Thoughts We Think Per Day

neural network

At a talk I attended recently, the speaker posited that the average person thinks tens of thousands of thoughts per day of which 95% are the same as the day before. My experience aligns somewhat with incessant repetition, but I took issue with a mind that conjured up a new thought every couple of seconds. Moreover, I wondered: How in the world would someone measure the frequency and content of thoughts scientifically? Time for a little research…

Early attempts at thought measurement relied upon self-reporting. Presumably, subjects kept a tally every time they found themselves thinking a thought and marked whether it was a novel one. Of course, the very act of interrupting a thought for reporting purposes would disrupt the brain’s natural processes. And I suspect that such reports were not entirely reliable.

With the advent of functional magnetic resonance imaging (fMRI) technology, scientists gained the ability to detect patterns in brain network activation and tie them to discrete objects (e.g., faces, houses). Not surprisingly, it takes a lot of work and a chunk of change to map the thought pattern for each object. Given the mind-boggling number of objects in the world, the current database proves woefully incomplete to track what people think. Moreover, the complexity of mapping thought patterns ratchets up considerably given that each thought also reflects the subject’s relationship to the object – e.g., perceiving, believing, fearing, imagining, remembering. So, I don’t place much weight in aforementioned speaker’s characterization of our daily thought patterns.

I managed to stumble upon a report by Dr. Jordan Poppenk and his research assistant Julie Tseng from the Centre for Neuroscience Studies in Queen’s University, Kingston, ON opted that gave me something solid on which to stand. They eschewed concerns about what people think in favor of determining the frequency with which subjects transition from one thought to the next (a.k.a. their mentation rate). It turns out that this inquiry can be measured reliably using fMRI data. They published their methodology and findings in the July 2020 issue of Nature Communications.1 Though I found the text rather dense scientifically, I’ll try to explain in simple terms what I think it says.

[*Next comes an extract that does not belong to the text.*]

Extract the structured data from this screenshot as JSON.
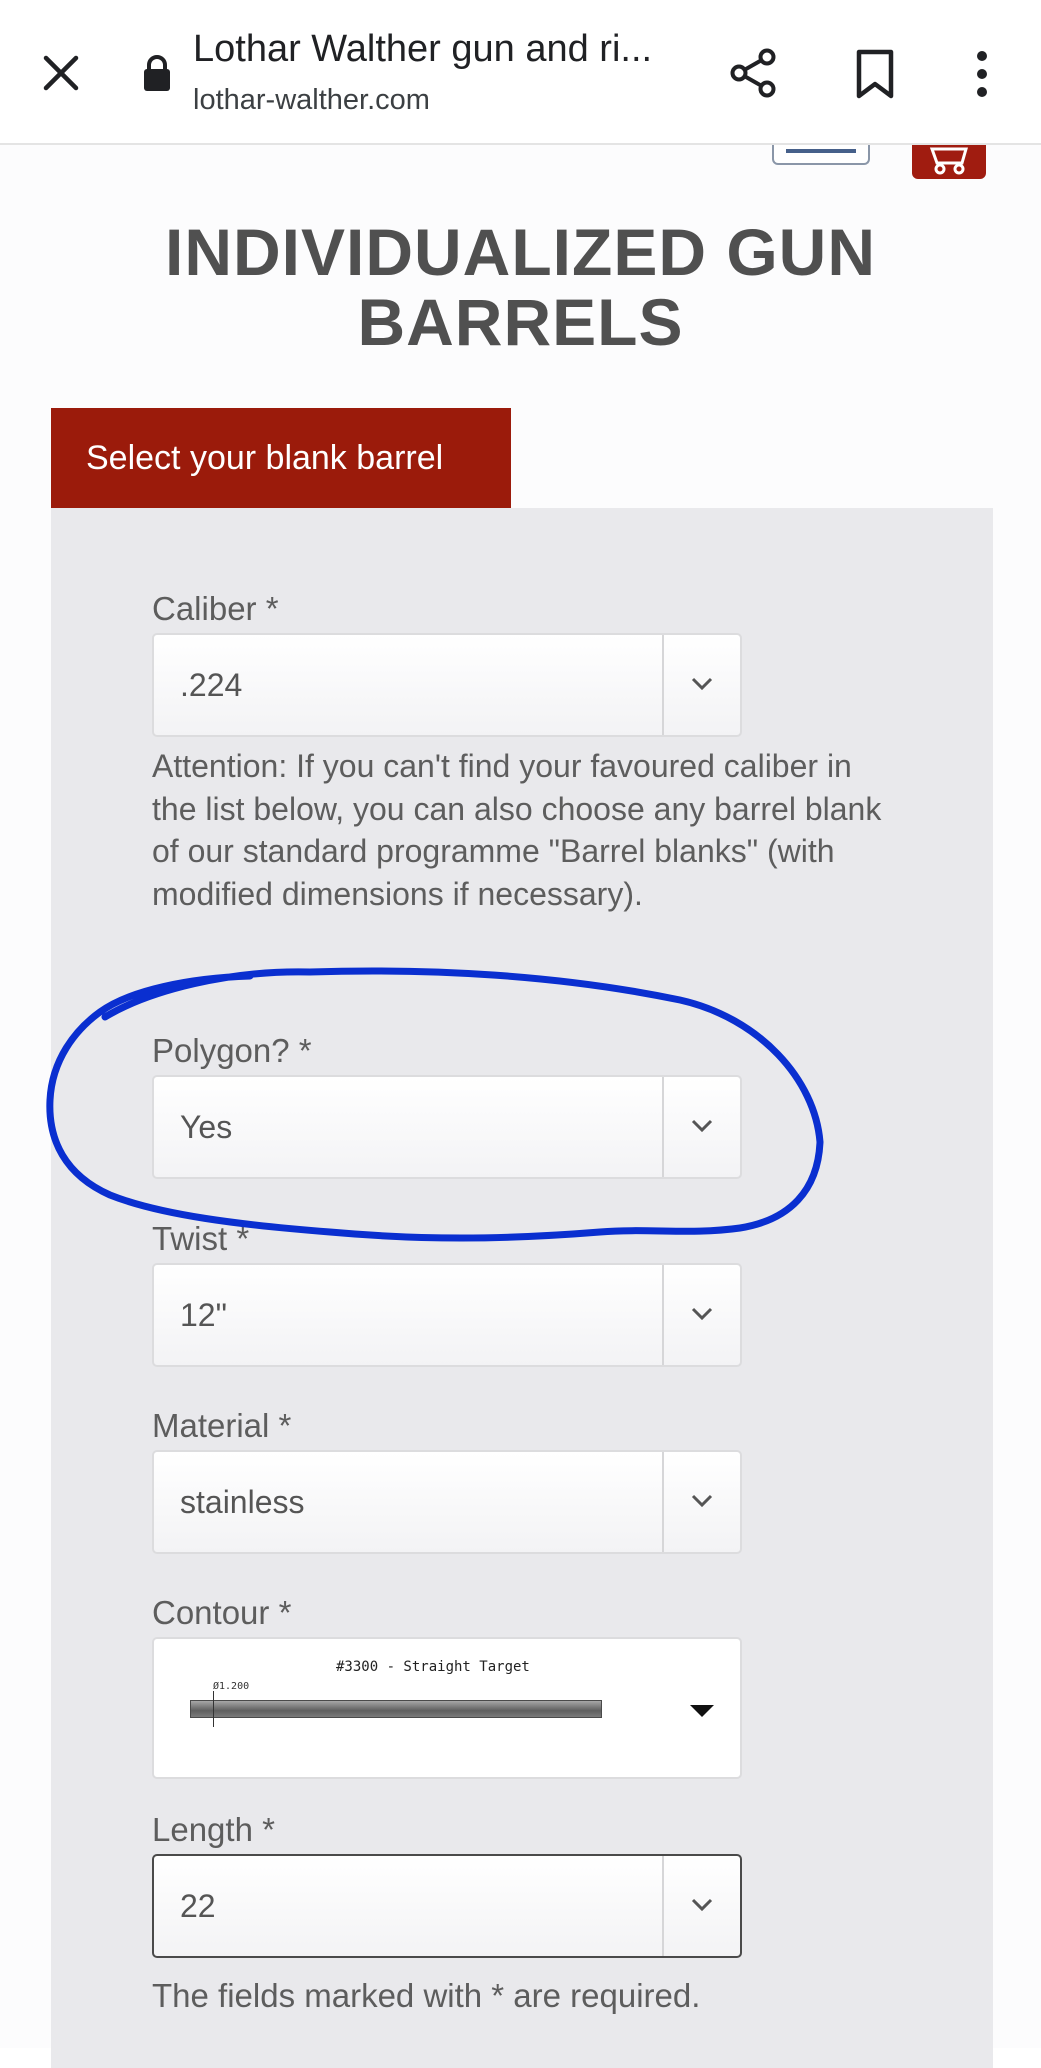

Poppenk and Tseng’s scientific progenitors took fMRI scans on subjects as they watched well-crafted movies. Participants displayed similar brain activity patterns in widespread low- and higher-order areas. These studies showed how movies exert control over our cognitive states and identified the associated neural circuitry. Poppenk and Tseng suggested that a similar mechanism existed for spontaneous thought. They reasoned that both activities involve a shift in focal point during which new information integrates with existing representations to move a storyline forward.

They analyzed fMRI data from 184 participants taken while watching a movie and at rest. They used the latter to distinguish random fragments of neural activity from contiguous, worm-like segments that arose in response to an attractor (or focal point) that stabilized neural network configurations. Having developed the means to map and measure thought worms2 for minds at rest, they applied their methodology to the fMRI data associated with movie watching. They verified that their worm-like constructs held psychological relevance. They also validated the hypothesis that a mind at rest displays the same thought architecture as a mind in a stimulus-controlled environment. As they stated in scientific jargon:

“Based on the centrality of semantics to thought, we argue these transitions serve as general, implicit neurobiological markers of new thoughts, and that their frequency, which is stable across contexts, approximates participants’ mentation rate.”

Poppenk and Tseng measured the average median thought transition rate across movie-viewing and at rest to be 6.5 transitions per minute. Assuming an 8-hour sleep cycle, that corelates to over six thousand thoughts per day. They also detected higher mentation rates for persons associated with neuroses. That finding is consistent with such individual’s susceptibility to distraction and excessive self-generated thoughts.

While advancing knowledge of the erstwhile mysterious brain, Poppenk and Tseng advocate for additional research to explore and build on their findings. Beyond satisfying intellectual curiosity, their research could lead to early detection of neurosis, schizophrenia, ADHD, etc. and open up the possibility of accelerated life-enhancing intervention.

Notes:

1 See article entitled “Brain meta-state transitions demarcate thoughts across task contexts exposing the mental noise of trait neuroticism” at https://www.nature.com/articles/s41467-020-17255-9.
2 Thought worms are adjacent points in a simplified representation of activity patterns in the brain. They reflect consecutive moments when a person focuses on an idea.